Keesokan harinya, Julian dan yang lain kini sedang berkeliling Kota Coramon. Selain melihat-lihat, ia juga sedang mencari Karina.
Julian tidak bertanya kepada Damian karena ia ingin bertanya langsung kepada Karina apakah rumor tersebut benar adanya.
"Master, ini apa?" Nimi bertanya kepada Julian saat melihat kios yang menjual aksesoris.
"Anting-anting, apakah kau mau?" Julian menjawabnya namun ia menyadari ada sesuatu yang salah dalam kata-katanya.
"Tunggu, apakah demi-human bisa menggunakan anting-anting??" batin Julian setelah mengucapkan hal itu.
"Tidak, aku tidak mau." Nimi menggeleng-gelengkan kepalanya begitu juga dengan Mine.
"Lalu apakah kau mau, Claire?" Julian menoleh kearah Claire.
"Aku juga tidak." Claire menolaknya.
"Baiklah kalau begitu." Julian mengangkat bahunya.
Mereka berempat kemudian melanjutkan jalan-jalannya dan saat berada di area yang luas dengan air mancur ditengahnya, Claire menghentikan Julian.
"Master, bukankah itu adalah Nona Karina?" Claire memegangi ujung pakaian Julian dan melihat ke suatu arah.
"Karin!? Dimana?" Julian segera menoleh.
Julian menyipitkan matanya saat melihat seorang wanita yang mirip dengan Karina dan dia sedang dikelilingi oleh prajurit.
"Bukan, dia bukan Karin," ucap Julian.
"Eh? Tapi bukankah itu..." Claire memiringkan kepalanya.
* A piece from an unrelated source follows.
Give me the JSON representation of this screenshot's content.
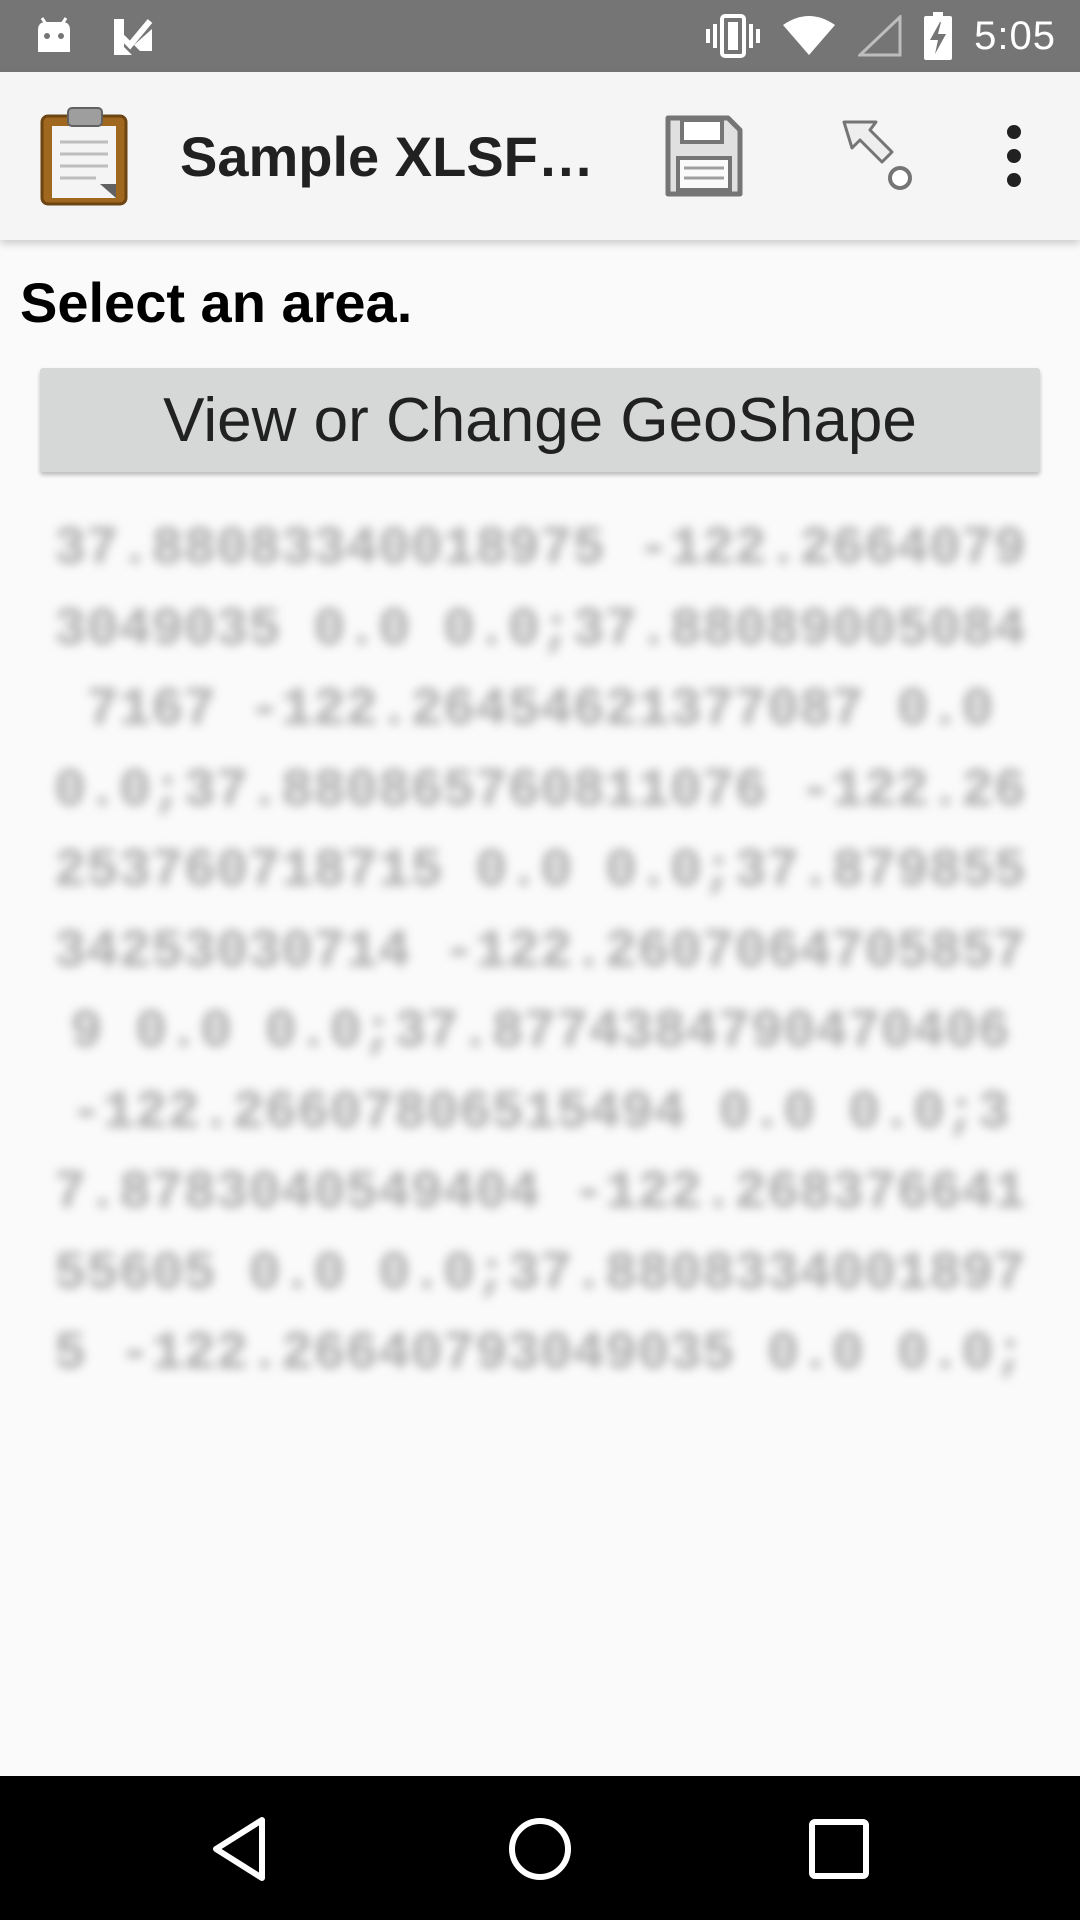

"Benar, dia memang Karin jika dilihat penampilannya. Namun aku sudah menghapal bau Karin dan wanita didepan sana bukanlah Karin." Julian menunjuk hidung nya.
"Kalau penampilannya sama dengan Nona Karina tapi dia bukanlah Nona Karina, apakah dia peniru?" Nimi mengangkat tangannya.
"Bisa jadi dia penipu!' Mine juga mengangkat tangannya.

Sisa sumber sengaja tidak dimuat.